People connected in space... can dance together...
... by being on opposite sides of an opaque obelisk. Or, you know, you could actually dance together, in actual physical contact, actually looking at each other, rather than some laggy, pointless, abstract acid-trip-inspired video game (which uses more computing power and electrical power than the median US household practically owns).
I don't get the negativity. I've seen the Cube - currently installed at EMP museum - it's a pretty cool art project.
Is it pointless? Yes, but it doesn't have to have a point. It's simply cool way to "transform" you from the meatspace into the "cube space" using modern technology.
I think the hate is the result of how hard they are trying to sell it. My subjective analysis: It is clearly awesome tech, but the obviously high production value of the video detracts from viewers' inclination to appreciate the project.
I suspect the ratio of marketing budget to project budget might be a good informal indicator of this effect. Or maybe it's just an aversion to anything big-budget?
Leave it Microsoft to "innovate" by creating a non-product which purports to connect people who are dancing by...putting a giant Microsoft product between them so they can't see each other.
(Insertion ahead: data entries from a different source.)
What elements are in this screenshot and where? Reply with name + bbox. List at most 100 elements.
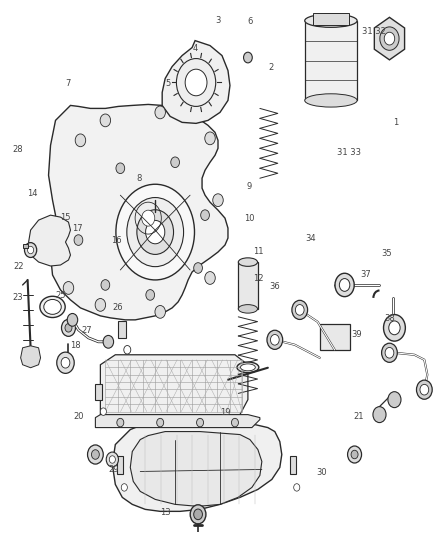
Circle shape [384,314,405,341]
Circle shape [103,335,113,348]
Circle shape [380,27,399,50]
Text: 22: 22 [13,262,23,271]
Circle shape [244,52,252,63]
Circle shape [185,69,207,96]
Text: 8: 8 [137,174,142,183]
Circle shape [384,32,395,45]
Circle shape [381,343,397,362]
Circle shape [339,279,350,292]
Circle shape [267,330,283,349]
Circle shape [116,163,125,174]
Polygon shape [130,432,262,506]
Circle shape [117,418,124,427]
Text: 4: 4 [192,44,198,53]
Text: 29: 29 [108,465,119,474]
Circle shape [157,418,164,427]
Text: 27: 27 [82,326,92,335]
Circle shape [101,280,110,290]
Text: 13: 13 [160,507,171,516]
Ellipse shape [237,362,259,373]
Circle shape [194,263,202,273]
Ellipse shape [238,258,258,266]
Circle shape [417,380,432,399]
Bar [118,321,126,338]
Text: 35: 35 [382,249,392,258]
Circle shape [385,348,394,358]
Circle shape [92,450,99,459]
Circle shape [57,352,74,374]
Text: 2: 2 [268,63,273,71]
Text: 23: 23 [13,293,24,302]
Circle shape [348,446,361,463]
Circle shape [28,246,34,254]
Circle shape [124,345,131,354]
Circle shape [67,313,78,326]
Polygon shape [305,21,357,100]
Circle shape [388,392,401,408]
Circle shape [201,210,209,221]
Bar [320,324,350,350]
Circle shape [294,484,300,491]
Circle shape [194,509,202,520]
Text: 31 33: 31 33 [337,148,361,157]
Circle shape [190,505,206,524]
Ellipse shape [238,305,258,313]
Circle shape [106,452,118,467]
Ellipse shape [305,94,357,107]
Polygon shape [28,215,71,266]
Text: 17: 17 [72,224,82,233]
Circle shape [389,321,400,335]
Polygon shape [374,18,405,60]
Circle shape [116,184,194,280]
Text: 39: 39 [351,330,362,339]
Text: 6: 6 [248,18,253,27]
Polygon shape [21,346,41,368]
Text: 7: 7 [66,78,71,87]
Text: 20: 20 [73,412,84,421]
Circle shape [295,304,304,315]
Ellipse shape [240,364,255,371]
Circle shape [74,235,83,245]
Ellipse shape [44,300,61,314]
Circle shape [155,106,166,119]
Polygon shape [49,104,228,320]
Circle shape [88,445,103,464]
Text: 5: 5 [165,78,170,87]
Circle shape [373,407,386,423]
Circle shape [292,300,307,319]
Text: 10: 10 [244,214,255,223]
Text: 16: 16 [111,237,122,246]
Circle shape [25,243,37,257]
Bar [238,262,258,309]
Circle shape [95,298,106,311]
Text: 34: 34 [305,235,316,244]
Ellipse shape [305,14,357,27]
Text: 36: 36 [269,282,280,291]
Polygon shape [162,41,230,123]
Text: 30: 30 [316,469,327,477]
Text: 18: 18 [71,341,81,350]
Polygon shape [100,355,248,415]
Text: 38: 38 [385,314,396,323]
Text: 37: 37 [360,270,371,279]
Circle shape [177,59,216,107]
Circle shape [351,450,358,459]
Polygon shape [112,424,282,511]
Text: 12: 12 [253,273,264,282]
Circle shape [61,358,70,368]
Text: 11: 11 [253,247,264,256]
Circle shape [75,134,86,147]
Text: 28: 28 [13,145,24,154]
Circle shape [155,305,166,318]
Polygon shape [95,415,260,427]
Text: 21: 21 [353,412,364,421]
Circle shape [100,114,111,127]
Text: 26: 26 [112,303,123,312]
Circle shape [137,210,173,254]
Circle shape [171,157,180,167]
Circle shape [213,194,223,207]
Circle shape [335,273,354,297]
Circle shape [100,408,106,415]
Text: 1: 1 [393,118,399,127]
Circle shape [420,384,429,395]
They say it is "virtually connecting people who are separated in physical space". Is it only me who finds this uproariously funny? It's not "virtually connecting" anything! It's putting a big cube in between them. Which separates them. And people are not "separated" in the way they are saying by physical space...since people can see.
I know, I know, it's just a toy to play with, but the way they describe it is so tone-deaf.
The marketing speak from Microsoft is pretty obviously influenced by Steve Jobs keynote references to Apple products living at the "intersection of technology and liberal arts" - http://i.imgur.com/XvT8a.jpg
Not sure for whom this Cube is made. If it's for regular people to dancing together, why there is no regular forks in the video to say something, if it's for artists, why there is no single piece of artwork presented, if it's for tech junkies, well, just show me the codes!
They probably spent 3-6 months on this. To me it comes across like an "innovation center" put together by building a project team out of different skill sets and giving them some leash.
I'm not sure how this fits into the mobile first or cloud first strategy however. The cube, while I suppose with a team of engineers could be moved and re-displayed, isn't "mobile" at all.
Seriously... I bumped into one of the guys on the opening night. He never said anything about "strategy", only "art". Decibel fest was exactly right place for the cube.
I'm not saying the team doesn't have its own mission, I was pondering how things like the Cube, which is being promoted within the Microsoft brand, fits into their corporate strategy. Its a valid question to ask when its clear they won't consider this project a source of revenue generation in any future timeline.